There is a scene early on in Lamberto Bava’s 1986 low-budget Italo-horror schlock fest Demons 2: A sinister figure is seen limping down a hallway. He enters a room, picks up a knife that is covered in what looks like blood, and wipes it on his soiled apron. The camera then reveals the source of the gory substance: a jar of syrup that has been knocked over. The man is identified as a baker and goes about decorating a cake for a woman’s birthday party. The scene of once-impending terror is defused with a comedic twist. This mix of dread and absurdist humor provides an appropriate framework for viewing Alex Da Corte’s immersive theatrical installation A Season in He’ll at Art + Practice.
Upon entering the gallery, it is clear that the viewer is not in a conventional white cube. Da Corte has created a phantasmagorical wonderland, transforming the space through tile flooring, painted walls, and colored lights, while also incorporating olfactory elements with rose, sage, and clove-scented misters. The exhibition takes its title from Arthur Rimbaud’s 1873 prose poem A Season in Hell, which describes the young author’s drug-fueled descent into madness after the dissolution of his tempestuous affair with fellow poet Paul Verlaine.
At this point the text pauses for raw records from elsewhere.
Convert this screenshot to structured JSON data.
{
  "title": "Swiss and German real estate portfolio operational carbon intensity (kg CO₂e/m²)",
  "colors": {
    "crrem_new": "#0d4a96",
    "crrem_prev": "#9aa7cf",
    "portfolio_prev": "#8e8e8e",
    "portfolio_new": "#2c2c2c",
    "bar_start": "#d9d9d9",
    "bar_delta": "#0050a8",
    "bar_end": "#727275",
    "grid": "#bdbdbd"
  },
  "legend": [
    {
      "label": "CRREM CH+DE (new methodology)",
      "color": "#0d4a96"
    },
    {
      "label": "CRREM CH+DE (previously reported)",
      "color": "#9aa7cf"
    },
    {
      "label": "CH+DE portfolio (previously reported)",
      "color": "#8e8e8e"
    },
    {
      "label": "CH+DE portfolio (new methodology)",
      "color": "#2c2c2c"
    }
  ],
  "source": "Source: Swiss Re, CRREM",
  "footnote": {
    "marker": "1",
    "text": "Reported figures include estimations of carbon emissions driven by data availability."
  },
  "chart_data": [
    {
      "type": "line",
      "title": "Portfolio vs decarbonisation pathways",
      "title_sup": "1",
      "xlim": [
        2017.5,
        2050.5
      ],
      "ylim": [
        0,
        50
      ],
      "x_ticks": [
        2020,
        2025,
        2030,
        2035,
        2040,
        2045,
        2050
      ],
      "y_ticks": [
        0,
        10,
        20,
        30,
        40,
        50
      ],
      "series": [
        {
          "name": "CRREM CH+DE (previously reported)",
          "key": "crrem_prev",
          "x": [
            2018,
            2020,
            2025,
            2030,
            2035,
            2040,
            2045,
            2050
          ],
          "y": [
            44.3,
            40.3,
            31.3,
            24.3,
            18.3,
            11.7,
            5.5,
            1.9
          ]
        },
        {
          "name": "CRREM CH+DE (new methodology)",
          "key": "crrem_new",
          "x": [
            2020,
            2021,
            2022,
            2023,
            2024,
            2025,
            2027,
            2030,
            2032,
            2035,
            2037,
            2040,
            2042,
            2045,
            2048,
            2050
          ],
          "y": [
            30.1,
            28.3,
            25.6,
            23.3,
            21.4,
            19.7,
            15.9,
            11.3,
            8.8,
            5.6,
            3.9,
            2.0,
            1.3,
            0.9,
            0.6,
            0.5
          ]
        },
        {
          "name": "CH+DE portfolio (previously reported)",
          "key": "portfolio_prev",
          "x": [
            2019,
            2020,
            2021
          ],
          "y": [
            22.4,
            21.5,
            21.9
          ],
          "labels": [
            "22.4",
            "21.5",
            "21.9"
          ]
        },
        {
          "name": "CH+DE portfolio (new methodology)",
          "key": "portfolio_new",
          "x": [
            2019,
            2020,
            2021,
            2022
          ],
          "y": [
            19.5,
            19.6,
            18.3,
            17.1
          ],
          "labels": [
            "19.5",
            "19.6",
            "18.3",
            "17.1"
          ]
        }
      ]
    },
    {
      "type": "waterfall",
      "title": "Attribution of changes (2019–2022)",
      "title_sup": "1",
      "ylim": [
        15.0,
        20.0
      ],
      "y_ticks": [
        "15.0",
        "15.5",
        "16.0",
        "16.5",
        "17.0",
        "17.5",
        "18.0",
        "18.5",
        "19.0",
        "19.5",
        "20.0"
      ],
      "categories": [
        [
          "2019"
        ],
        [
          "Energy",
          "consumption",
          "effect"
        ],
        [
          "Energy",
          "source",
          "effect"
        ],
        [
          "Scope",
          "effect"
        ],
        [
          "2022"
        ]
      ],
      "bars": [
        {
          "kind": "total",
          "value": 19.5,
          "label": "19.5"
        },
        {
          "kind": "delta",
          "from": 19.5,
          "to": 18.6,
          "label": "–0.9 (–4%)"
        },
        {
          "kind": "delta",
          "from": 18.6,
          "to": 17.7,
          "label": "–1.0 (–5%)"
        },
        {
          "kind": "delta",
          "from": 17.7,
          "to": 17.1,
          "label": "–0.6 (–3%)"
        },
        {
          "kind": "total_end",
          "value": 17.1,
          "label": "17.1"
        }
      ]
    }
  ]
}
Rimbaud has provided inspiration to a long line of cultural and countercultural figures, from the Surrealists to the ’70s East Village punks like Patti Smith and Richard Hell (who took his stage name from the same Rimbaud poem). Da Corte is drawn to Rimbaud’s work, not only for the way it breaks with conventional reality, but also for its frank and uncompromising descriptions of queerness.
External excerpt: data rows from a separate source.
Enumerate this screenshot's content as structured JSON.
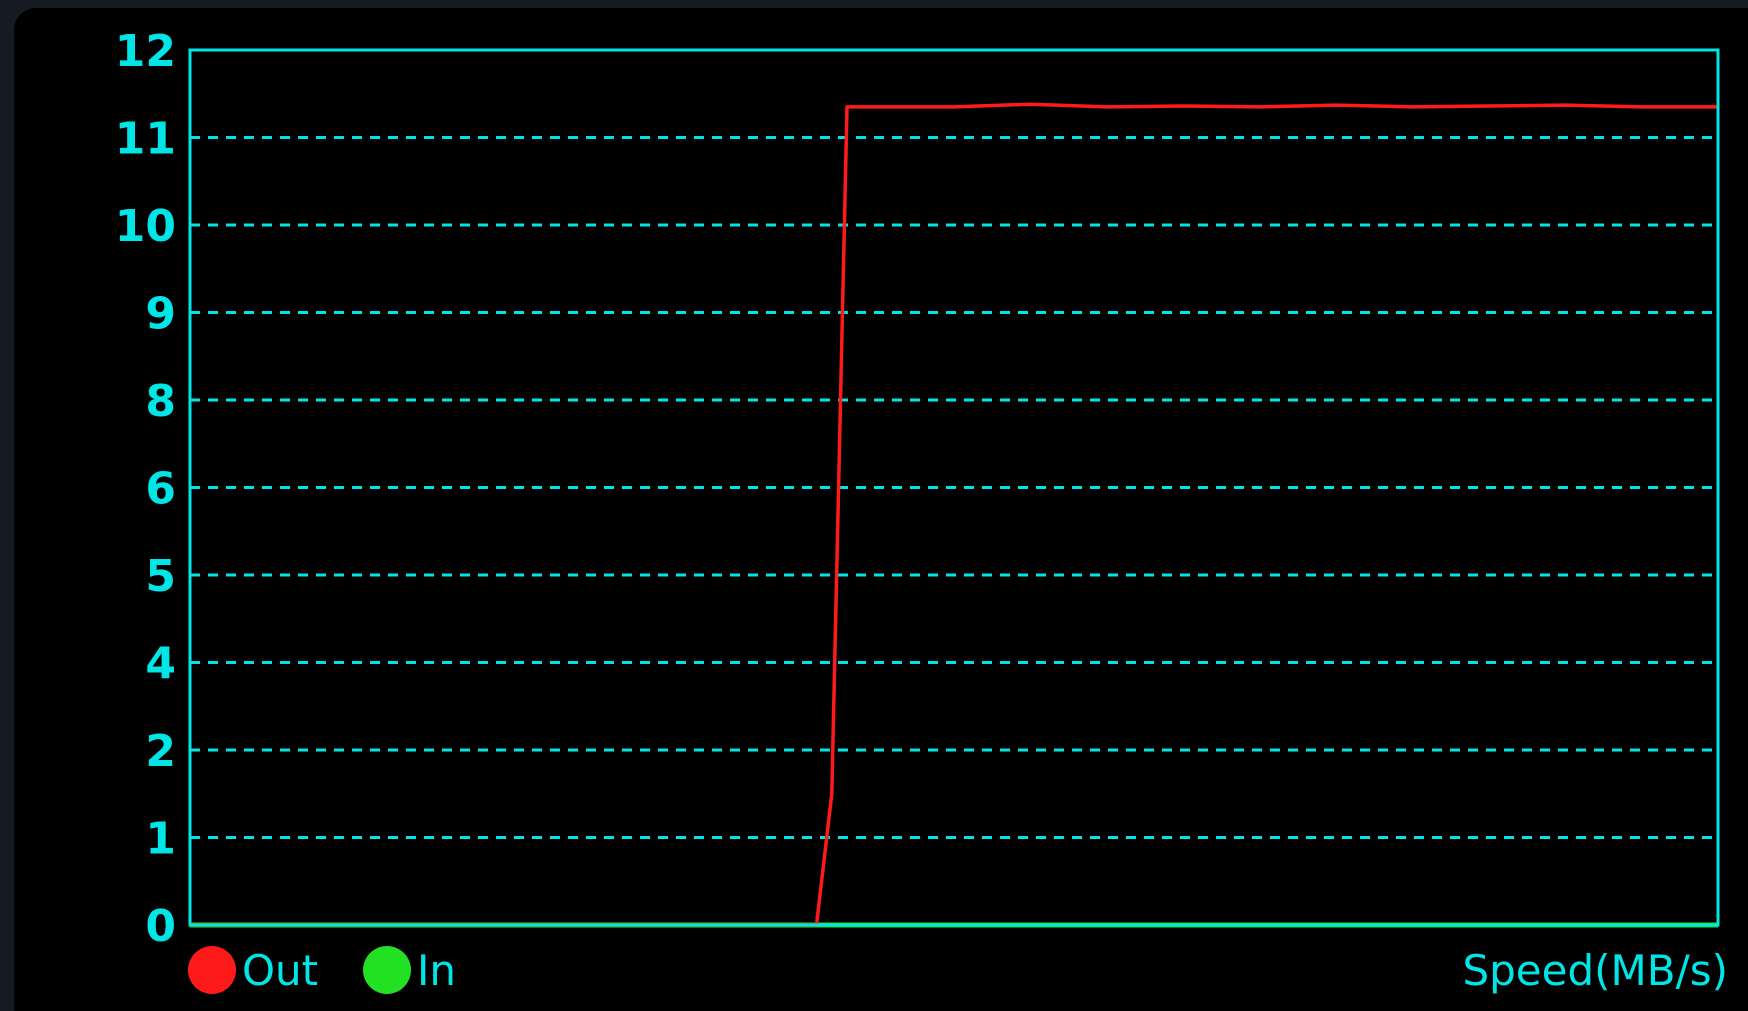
{
  "colors": {
    "axis": "#00e5e5",
    "grid": "#00e5e5",
    "out": "#ff1a1a",
    "in": "#22e022",
    "background": "#000000"
  },
  "chart_data": {
    "type": "line",
    "title": "",
    "xlabel": "",
    "ylabel": "Speed(MB/s)",
    "yticks": [
      "0",
      "1",
      "2",
      "4",
      "5",
      "6",
      "8",
      "9",
      "10",
      "11",
      "12"
    ],
    "xlim": [
      0,
      100
    ],
    "grid": true,
    "legend_position": "bottom-left",
    "series": [
      {
        "name": "Out",
        "color": "#ff1a1a",
        "x": [
          0,
          41,
          42,
          43,
          44,
          46,
          50,
          55,
          60,
          65,
          70,
          75,
          80,
          85,
          90,
          95,
          100
        ],
        "y": [
          0,
          0,
          1.5,
          11.35,
          11.35,
          11.35,
          11.35,
          11.38,
          11.35,
          11.36,
          11.35,
          11.37,
          11.35,
          11.36,
          11.37,
          11.35,
          11.35
        ]
      },
      {
        "name": "In",
        "color": "#22e022",
        "x": [
          0,
          100
        ],
        "y": [
          0,
          0
        ]
      }
    ]
  }
}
The first object encountered in the installation is a large black cone rising up from a flat circular disc: a witch’s hat blown up to the size of absurdity, referencing both lighthearted escapist fantasy as well as the historical trauma of persecution. A large vintage photograph mounted on the wall continues this sense of ambiguity, capturing a weeping young woman being consoled by a shaggy haired figure. What at first appears as the aftermath of a tragedy is actually a wedding photo—tears of joy rather than tears of pain. A neon sign spelling out “night” with twinkling stars hangs on the wall—a direct, if somewhat cryptic, quotation from Demons 2, where an identical version oddly graces the protagonists’ apartment wall. But viewers need not be familiar with the reference to get the allusion to “the witching hour,” the nocturnal period when occult and supernatural powers are at their peak.
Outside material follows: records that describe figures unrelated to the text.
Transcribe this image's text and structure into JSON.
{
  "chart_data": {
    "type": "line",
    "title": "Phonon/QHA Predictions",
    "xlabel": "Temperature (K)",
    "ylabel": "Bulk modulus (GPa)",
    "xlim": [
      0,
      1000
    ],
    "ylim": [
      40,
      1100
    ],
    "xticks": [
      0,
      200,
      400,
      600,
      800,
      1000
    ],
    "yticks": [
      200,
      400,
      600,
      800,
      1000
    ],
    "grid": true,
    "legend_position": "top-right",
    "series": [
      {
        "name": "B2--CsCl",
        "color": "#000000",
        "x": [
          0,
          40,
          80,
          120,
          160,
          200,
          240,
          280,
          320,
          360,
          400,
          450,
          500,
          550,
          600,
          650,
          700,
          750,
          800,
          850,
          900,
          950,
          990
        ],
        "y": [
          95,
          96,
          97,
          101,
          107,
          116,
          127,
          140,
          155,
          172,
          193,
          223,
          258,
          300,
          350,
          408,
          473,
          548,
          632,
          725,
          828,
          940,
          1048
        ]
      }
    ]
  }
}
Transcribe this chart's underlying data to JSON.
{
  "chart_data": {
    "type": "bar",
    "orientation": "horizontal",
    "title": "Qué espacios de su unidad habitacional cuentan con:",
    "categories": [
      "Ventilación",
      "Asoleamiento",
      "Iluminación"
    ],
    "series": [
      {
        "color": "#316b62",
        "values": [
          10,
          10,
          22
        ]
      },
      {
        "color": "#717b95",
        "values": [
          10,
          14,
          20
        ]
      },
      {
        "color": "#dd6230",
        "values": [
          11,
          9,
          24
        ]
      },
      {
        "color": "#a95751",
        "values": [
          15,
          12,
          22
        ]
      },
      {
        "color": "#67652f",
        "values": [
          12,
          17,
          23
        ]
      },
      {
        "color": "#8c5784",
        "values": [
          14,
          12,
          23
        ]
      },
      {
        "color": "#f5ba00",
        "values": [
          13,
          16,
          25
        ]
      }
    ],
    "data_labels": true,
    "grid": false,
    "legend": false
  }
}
A trio of short films, each named after a different chapter of A Season in Hell, plays sequentially in the second part of the exhibition. An actor resembling the artist stands between a colored backdrop and a table covered in a set of odd, everyday objects: a watermelon, a candle, a soda bottle. In each video, he performs a single ritualistic action in slow-motion sequences set to a creepy synth score—a nod to Bava and his fellow Italian horror director Dario Argento. In one, he injects what appears to be soda into his arm with a syringe. In another, he sucks liquid through a tube, then removes a knife attached to a set of brass knuckles from a watermelon, punches himself in the face, and subsequently spits out the liquid as if it were blood. There is a brooding unease at work, resulting from the altered sense of time, spooky soundtrack, and transgressive acts being performed. In the end, however, these performances can be seen as DIY, slapstick one-liners in which the blood is fake and the drugs are no more harmful than sugar.
Behind a curtain that is printed with a scene from Disney’s Fantasia, a viewing room plays another slow-motion film, A Night in Hell, Part II (2014), in which a flaming man covered in mummy bandages falls before our eyes. As seen in his other films, there is again the mixture of violence and danger, tempered by benign artifice, though this time with a higher production value. The seating cushions in the room resemble hamburgers and help to take the edge off as well.
A Season in He’ll should not be seen as a direct interpretation of Rimbaud’s poem so much as an exploration of the themes of otherness and alternate reality that it conjures up. The word “conjuring” is especially apt in Da Corte’s work, filled as it is with references to the occult, witchcraft, and mysterious ceremonies. Instead of presenting these supernatural tropes as arcane or impenetrable, Da Corte offers the possibility of transformation through everyday items and popular cinema. While his field of references is varied and not always easily discerned (the intersection of Disney viewers, Italo-horror fans, and lovers of symbolist poetry is presumably small), there is an open-ended approach to Da Corte’s constructions that allows viewers to find their own paths through his theatrical fantasy landscapes.
Alex Da Corte: A Season in He’ll will be on view through September 17, 2016.